In the Zodiacs we are surprised by the gentle touch of the sea, a fine mist from the tops of small waves, cool against our hands and cheeks, curious alien fingers asking us who we are, where we come from. It's shallow here; we can see the bottom, mostly sand. The short wind chop pushes us towards shore, where there's a single house and a backdrop of dark forest and steep mountain. The house is a way station for lighthouse keepers, and it is, indeed, a long distance in between. At the house there is the beginning of an ‘unimproved’ road, our passage through the wild, our way to a distant shore. There are not many trails in this part of the world and it is hard to bushwhack through the thick, tangled, temperate rain forest. So, we intend to make full use of this opportunity with short, long and medium hikes, whatever you like, wherever you can.
There are southern beech of several kinds: winter’s bark famous for its vitamin C, and other, stranger trees tower above us with grey trunks and green leaves; every green is visible, but these are mostly dark. At our feet are a huge variety of ferns, wispy mosses and lichens of every shape and color, on the ground, over rocks and climbing naked trunks and branches, life oozes over everything, verdant and virile. There are pink, tubular blossoms as well, exclamations and other punctuations, fallen from above. They call this climbing plant medallita in Spanish, and it's an African violet relative. I pick up a few of the blooms each about two inches long with five fused petals, just the small round tips free, forming a protective tube around its sugary treasure, its bribe to the many hummingbirds we spot along the way, who are more heard than seen, invisible in the shadows. But this is no bank vault, it is still a flower, pretty and delicate, and most of the blooms were torn along the bottom by muscular and unimpressed bees that have looted them.

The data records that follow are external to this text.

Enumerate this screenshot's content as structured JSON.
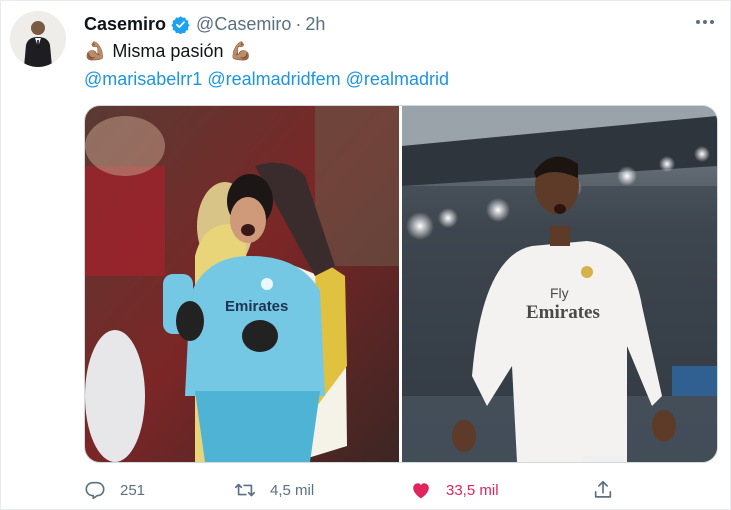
{
  "tweet": {
    "author_name": "Casemiro",
    "author_handle": "@Casemiro",
    "separator": "·",
    "time": "2h",
    "text": "Misma pasión",
    "emoji_left": "💪🏽",
    "emoji_right": "💪🏽",
    "mentions": [
      "@marisabelrr1",
      "@realmadridfem",
      "@realmadrid"
    ],
    "photo_left_text": "Emirates",
    "photo_right_text_1": "Fly",
    "photo_right_text_2": "Emirates"
  },
  "actions": {
    "reply_count": "251",
    "retweet_count": "4,5 mil",
    "like_count": "33,5 mil"
  },
  "colors": {
    "link": "#1b95e0",
    "verified": "#1da1f2",
    "like": "#e0245e",
    "muted": "#5b7083"
  },
  "icons": [
    "verified-badge-icon",
    "more-icon",
    "reply-icon",
    "retweet-icon",
    "like-icon",
    "share-icon"
  ]
}
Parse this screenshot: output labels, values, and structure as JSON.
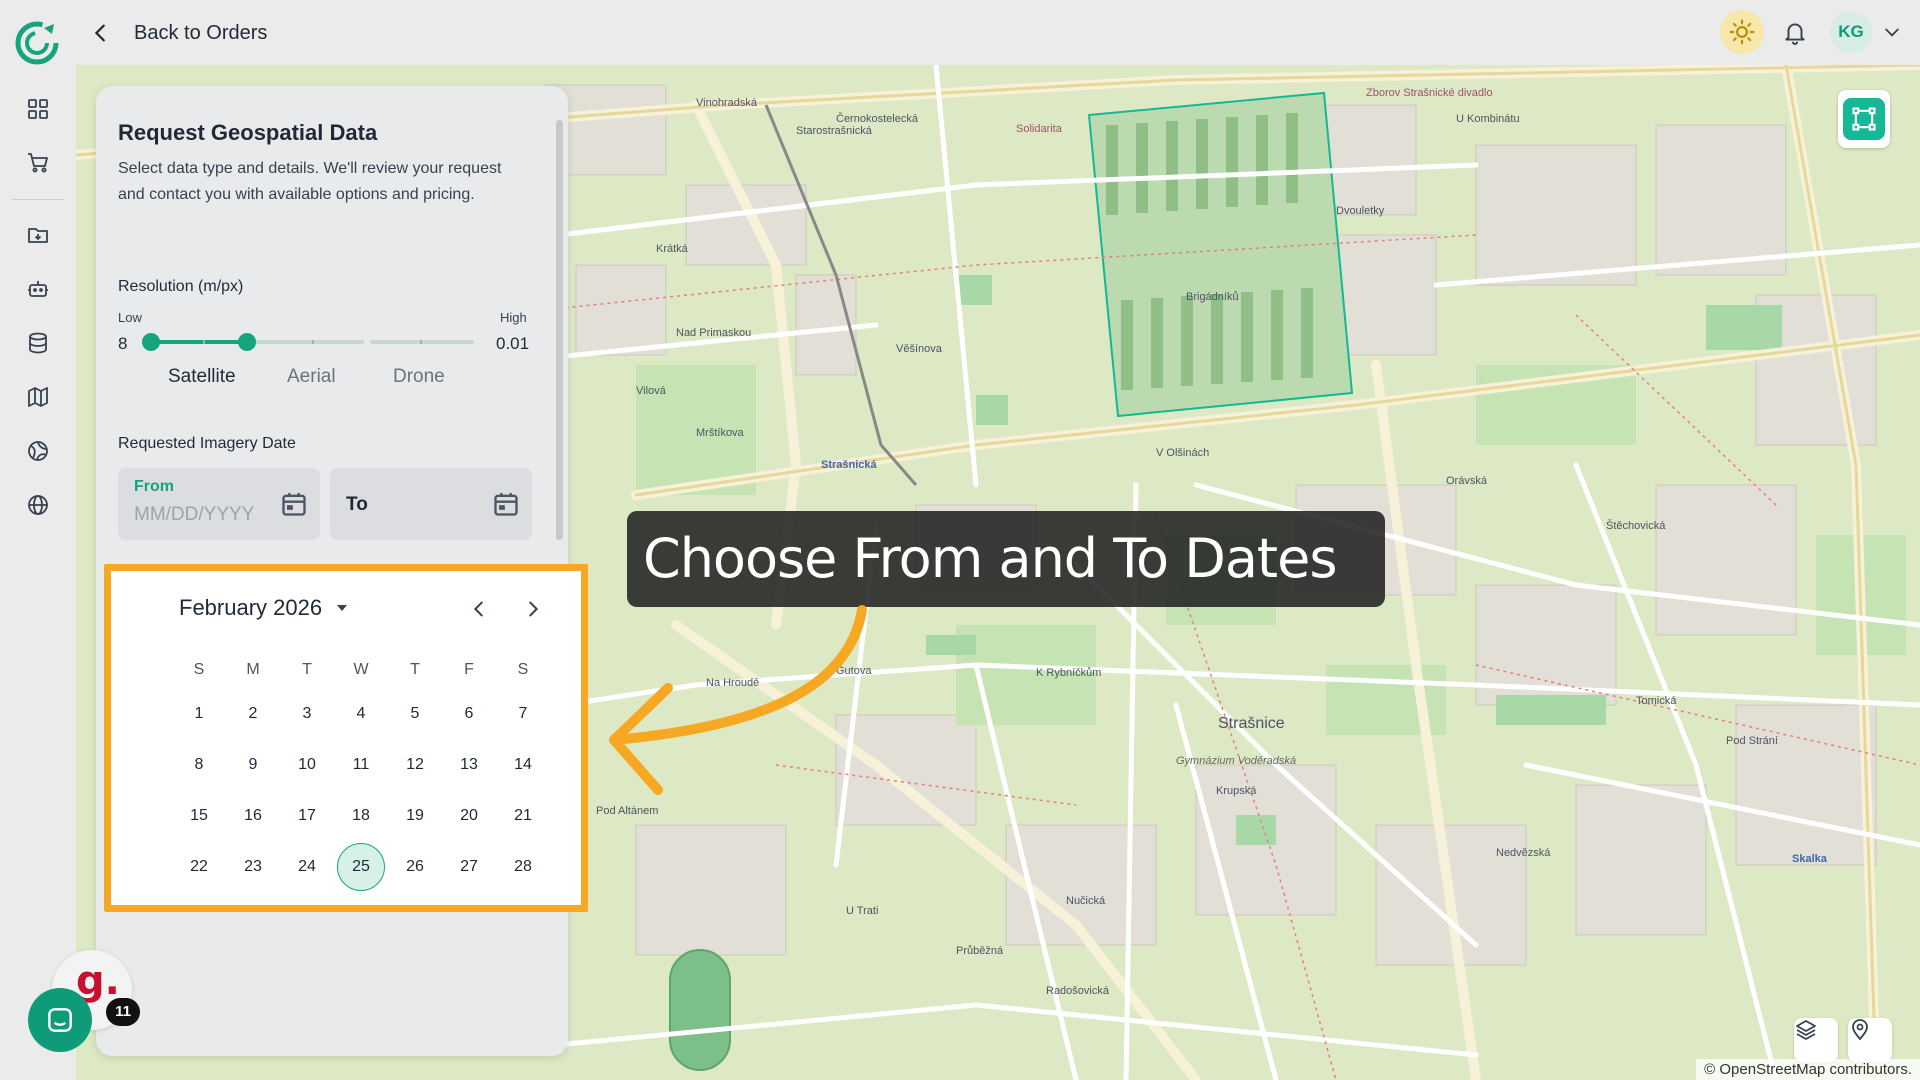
{
  "header": {
    "back_label": "Back to Orders",
    "avatar_initials": "KG"
  },
  "sidebar": {
    "icons": [
      "dashboard-icon",
      "cart-icon",
      "folder-icon",
      "robot-icon",
      "database-icon",
      "map-icon",
      "globe-grid-icon",
      "globe-icon"
    ]
  },
  "panel": {
    "title": "Request Geospatial Data",
    "description": "Select data type and details. We'll review your request and contact you with available options and pricing.",
    "resolution": {
      "label": "Resolution (m/px)",
      "low_label": "Low",
      "high_label": "High",
      "min_value": "8",
      "max_value": "0.01",
      "selected_fraction": 0.3,
      "sources": [
        "Satellite",
        "Aerial",
        "Drone"
      ],
      "active_source": "Satellite"
    },
    "date": {
      "label": "Requested Imagery Date",
      "from_label": "From",
      "from_placeholder": "MM/DD/YYYY",
      "to_label": "To"
    }
  },
  "calendar": {
    "month_label": "February 2026",
    "weekdays": [
      "S",
      "M",
      "T",
      "W",
      "T",
      "F",
      "S"
    ],
    "weeks": [
      [
        "1",
        "2",
        "3",
        "4",
        "5",
        "6",
        "7"
      ],
      [
        "8",
        "9",
        "10",
        "11",
        "12",
        "13",
        "14"
      ],
      [
        "15",
        "16",
        "17",
        "18",
        "19",
        "20",
        "21"
      ],
      [
        "22",
        "23",
        "24",
        "25",
        "26",
        "27",
        "28"
      ]
    ],
    "today": "25"
  },
  "callout": {
    "text": "Choose From and To Dates"
  },
  "map": {
    "attribution": "© OpenStreetMap contributors.",
    "street_labels": [
      "Vinohradská",
      "Černokostelecká",
      "U Kombinátu",
      "Dvouletky",
      "Brigádníků",
      "V Olšinách",
      "Strašnická",
      "Krátká",
      "Vilová",
      "Mrštíkova",
      "Na Hroudě",
      "Gutova",
      "K Rybníčkům",
      "Strašnice",
      "Průběžná",
      "Pod Altánem",
      "Nad Primaskou",
      "Věšínova",
      "Orávská",
      "Štěchovická",
      "Tomická",
      "Pod Strání",
      "Skalka",
      "Nedvězská",
      "Starostrašnická",
      "Nučická",
      "Krupská",
      "U Trati",
      "Radošovická",
      "Solidarita",
      "Gymnázium Voděradská",
      "Zborov Strašnické divadlo"
    ]
  },
  "chat": {
    "logo_letter": "g.",
    "badge_count": "11"
  },
  "colors": {
    "accent": "#14a57f",
    "highlight": "#f7a823",
    "callout_bg": "#222222"
  }
}
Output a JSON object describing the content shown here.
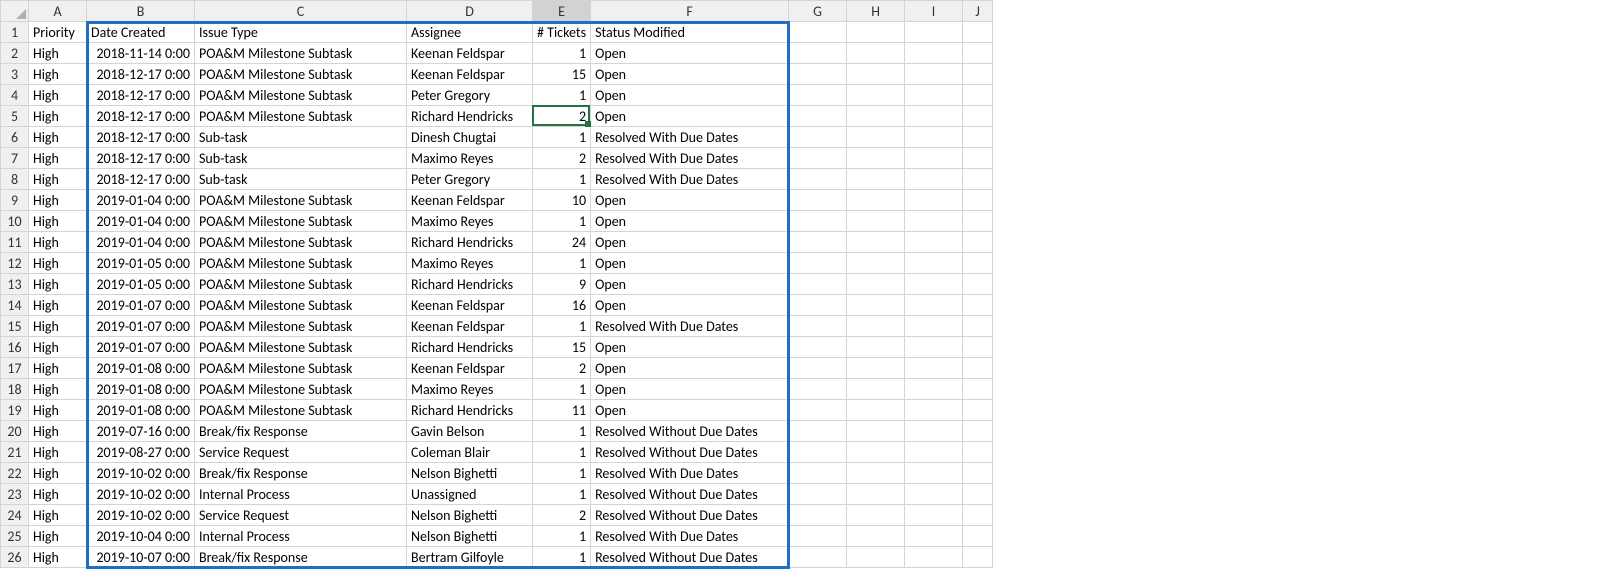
{
  "corner_label": "",
  "col_headers": [
    "A",
    "B",
    "C",
    "D",
    "E",
    "F",
    "G",
    "H",
    "I",
    "J"
  ],
  "row_headers": [
    "1",
    "2",
    "3",
    "4",
    "5",
    "6",
    "7",
    "8",
    "9",
    "10",
    "11",
    "12",
    "13",
    "14",
    "15",
    "16",
    "17",
    "18",
    "19",
    "20",
    "21",
    "22",
    "23",
    "24",
    "25",
    "26"
  ],
  "headers": {
    "priority": "Priority",
    "date_created": "Date Created",
    "issue_type": "Issue Type",
    "assignee": "Assignee",
    "tickets": "# Tickets",
    "status": "Status Modified"
  },
  "rows": [
    {
      "priority": "High",
      "date": "2018-11-14 0:00",
      "type": "POA&M Milestone Subtask",
      "assignee": "Keenan Feldspar",
      "tickets": "1",
      "status": "Open"
    },
    {
      "priority": "High",
      "date": "2018-12-17 0:00",
      "type": "POA&M Milestone Subtask",
      "assignee": "Keenan Feldspar",
      "tickets": "15",
      "status": "Open"
    },
    {
      "priority": "High",
      "date": "2018-12-17 0:00",
      "type": "POA&M Milestone Subtask",
      "assignee": "Peter Gregory",
      "tickets": "1",
      "status": "Open"
    },
    {
      "priority": "High",
      "date": "2018-12-17 0:00",
      "type": "POA&M Milestone Subtask",
      "assignee": "Richard Hendricks",
      "tickets": "2",
      "status": "Open"
    },
    {
      "priority": "High",
      "date": "2018-12-17 0:00",
      "type": "Sub-task",
      "assignee": "Dinesh Chugtai",
      "tickets": "1",
      "status": "Resolved With Due Dates"
    },
    {
      "priority": "High",
      "date": "2018-12-17 0:00",
      "type": "Sub-task",
      "assignee": "Maximo Reyes",
      "tickets": "2",
      "status": "Resolved With Due Dates"
    },
    {
      "priority": "High",
      "date": "2018-12-17 0:00",
      "type": "Sub-task",
      "assignee": "Peter Gregory",
      "tickets": "1",
      "status": "Resolved With Due Dates"
    },
    {
      "priority": "High",
      "date": "2019-01-04 0:00",
      "type": "POA&M Milestone Subtask",
      "assignee": "Keenan Feldspar",
      "tickets": "10",
      "status": "Open"
    },
    {
      "priority": "High",
      "date": "2019-01-04 0:00",
      "type": "POA&M Milestone Subtask",
      "assignee": "Maximo Reyes",
      "tickets": "1",
      "status": "Open"
    },
    {
      "priority": "High",
      "date": "2019-01-04 0:00",
      "type": "POA&M Milestone Subtask",
      "assignee": "Richard Hendricks",
      "tickets": "24",
      "status": "Open"
    },
    {
      "priority": "High",
      "date": "2019-01-05 0:00",
      "type": "POA&M Milestone Subtask",
      "assignee": "Maximo Reyes",
      "tickets": "1",
      "status": "Open"
    },
    {
      "priority": "High",
      "date": "2019-01-05 0:00",
      "type": "POA&M Milestone Subtask",
      "assignee": "Richard Hendricks",
      "tickets": "9",
      "status": "Open"
    },
    {
      "priority": "High",
      "date": "2019-01-07 0:00",
      "type": "POA&M Milestone Subtask",
      "assignee": "Keenan Feldspar",
      "tickets": "16",
      "status": "Open"
    },
    {
      "priority": "High",
      "date": "2019-01-07 0:00",
      "type": "POA&M Milestone Subtask",
      "assignee": "Keenan Feldspar",
      "tickets": "1",
      "status": "Resolved With Due Dates"
    },
    {
      "priority": "High",
      "date": "2019-01-07 0:00",
      "type": "POA&M Milestone Subtask",
      "assignee": "Richard Hendricks",
      "tickets": "15",
      "status": "Open"
    },
    {
      "priority": "High",
      "date": "2019-01-08 0:00",
      "type": "POA&M Milestone Subtask",
      "assignee": "Keenan Feldspar",
      "tickets": "2",
      "status": "Open"
    },
    {
      "priority": "High",
      "date": "2019-01-08 0:00",
      "type": "POA&M Milestone Subtask",
      "assignee": "Maximo Reyes",
      "tickets": "1",
      "status": "Open"
    },
    {
      "priority": "High",
      "date": "2019-01-08 0:00",
      "type": "POA&M Milestone Subtask",
      "assignee": "Richard Hendricks",
      "tickets": "11",
      "status": "Open"
    },
    {
      "priority": "High",
      "date": "2019-07-16 0:00",
      "type": "Break/fix Response",
      "assignee": "Gavin Belson",
      "tickets": "1",
      "status": "Resolved Without Due Dates"
    },
    {
      "priority": "High",
      "date": "2019-08-27 0:00",
      "type": "Service Request",
      "assignee": "Coleman Blair",
      "tickets": "1",
      "status": "Resolved Without Due Dates"
    },
    {
      "priority": "High",
      "date": "2019-10-02 0:00",
      "type": "Break/fix Response",
      "assignee": "Nelson Bighetti",
      "tickets": "1",
      "status": "Resolved With Due Dates"
    },
    {
      "priority": "High",
      "date": "2019-10-02 0:00",
      "type": "Internal Process",
      "assignee": "Unassigned",
      "tickets": "1",
      "status": "Resolved Without Due Dates"
    },
    {
      "priority": "High",
      "date": "2019-10-02 0:00",
      "type": "Service Request",
      "assignee": "Nelson Bighetti",
      "tickets": "2",
      "status": "Resolved Without Due Dates"
    },
    {
      "priority": "High",
      "date": "2019-10-04 0:00",
      "type": "Internal Process",
      "assignee": "Nelson Bighetti",
      "tickets": "1",
      "status": "Resolved With Due Dates"
    },
    {
      "priority": "High",
      "date": "2019-10-07 0:00",
      "type": "Break/fix Response",
      "assignee": "Bertram Gilfoyle",
      "tickets": "1",
      "status": "Resolved Without Due Dates"
    }
  ],
  "active_cell": "E5",
  "highlight_range": "B1:F26",
  "colors": {
    "highlight_border": "#1f6fc4",
    "active_border": "#217346",
    "grid": "#d4d4d4",
    "header_bg": "#f0f0f0"
  }
}
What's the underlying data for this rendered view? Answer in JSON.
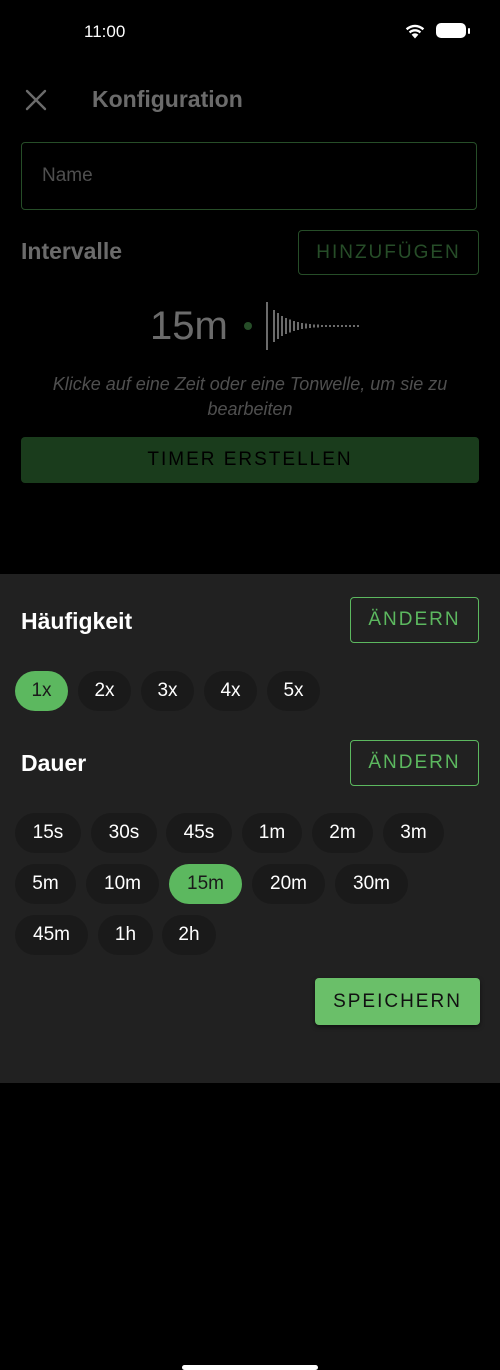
{
  "status_bar": {
    "time": "11:00"
  },
  "header": {
    "title": "Konfiguration"
  },
  "name_field": {
    "placeholder": "Name",
    "value": ""
  },
  "intervals": {
    "label": "Intervalle",
    "add_label": "HINZUFÜGEN",
    "interval_time": "15m",
    "hint": "Klicke auf eine Zeit oder eine Tonwelle, um sie zu bearbeiten",
    "create_label": "TIMER ERSTELLEN"
  },
  "sheet": {
    "frequency": {
      "label": "Häufigkeit",
      "change_label": "ÄNDERN",
      "options": [
        "1x",
        "2x",
        "3x",
        "4x",
        "5x"
      ],
      "selected": "1x"
    },
    "duration": {
      "label": "Dauer",
      "change_label": "ÄNDERN",
      "options": [
        "15s",
        "30s",
        "45s",
        "1m",
        "2m",
        "3m",
        "5m",
        "10m",
        "15m",
        "20m",
        "30m",
        "45m",
        "1h",
        "2h"
      ],
      "selected": "15m"
    },
    "save_label": "SPEICHERN"
  },
  "colors": {
    "accent": "#5cb85f",
    "sheet_bg": "#212121",
    "chip_bg": "#1a1a1a"
  }
}
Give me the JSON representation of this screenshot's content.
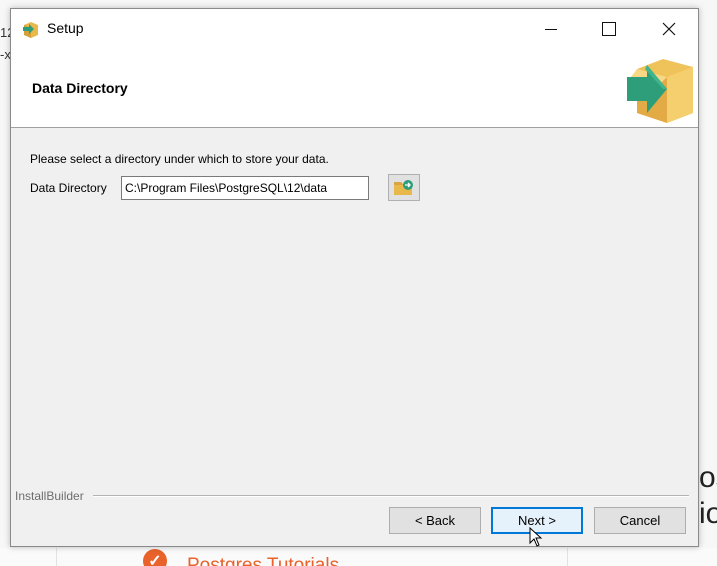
{
  "background": {
    "left_fragment": [
      "12",
      "-x"
    ],
    "right_fragment": [
      "os",
      "io"
    ],
    "link_text": "Postgres Tutorials",
    "check_icon": "check-circle-icon"
  },
  "window": {
    "title": "Setup",
    "controls": [
      "minimize",
      "maximize",
      "close"
    ]
  },
  "header": {
    "title": "Data Directory",
    "icon": "installer-box-arrow-icon"
  },
  "content": {
    "prompt": "Please select a directory under which to store your data.",
    "field_label": "Data Directory",
    "field_value": "C:\\Program Files\\PostgreSQL\\12\\data",
    "browse_icon": "folder-browse-icon"
  },
  "footer": {
    "brand": "InstallBuilder",
    "back_label": "< Back",
    "next_label": "Next >",
    "cancel_label": "Cancel"
  },
  "colors": {
    "accent": "#0078d7",
    "link": "#e8622a",
    "icon_green": "#2e9e7a",
    "icon_box": "#e8b84a"
  }
}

No one could be everywhere and there was too much for any one person to see: flocks of king shags, clumsy in the air, beautiful in the water; southern sea lions slumbering in the woods, behind a beach; giant Magellanic woodpeckers listening for their breakfast and sudden stands of fuchsia exploding with blossoms too red to ignore. Some of us even discovered the remains of the small railroad, metal tracks that helped give birth to the lighthouse. Others just walked, seeking nothing in particular. I could do that and be happy, but there was so much, so much new, so much old, and still the rain held back despite all the threats and posturing; held back until we reached the National Geographic Endeavour, until just after I saw the penguins, low in the water, curious and unexpected. Now I look ahead, far beyond the light rain, search and wonder, eager for tomorrow, edgy, yet pleased as I fly over the many snowy peaks on the wings of today and just smile.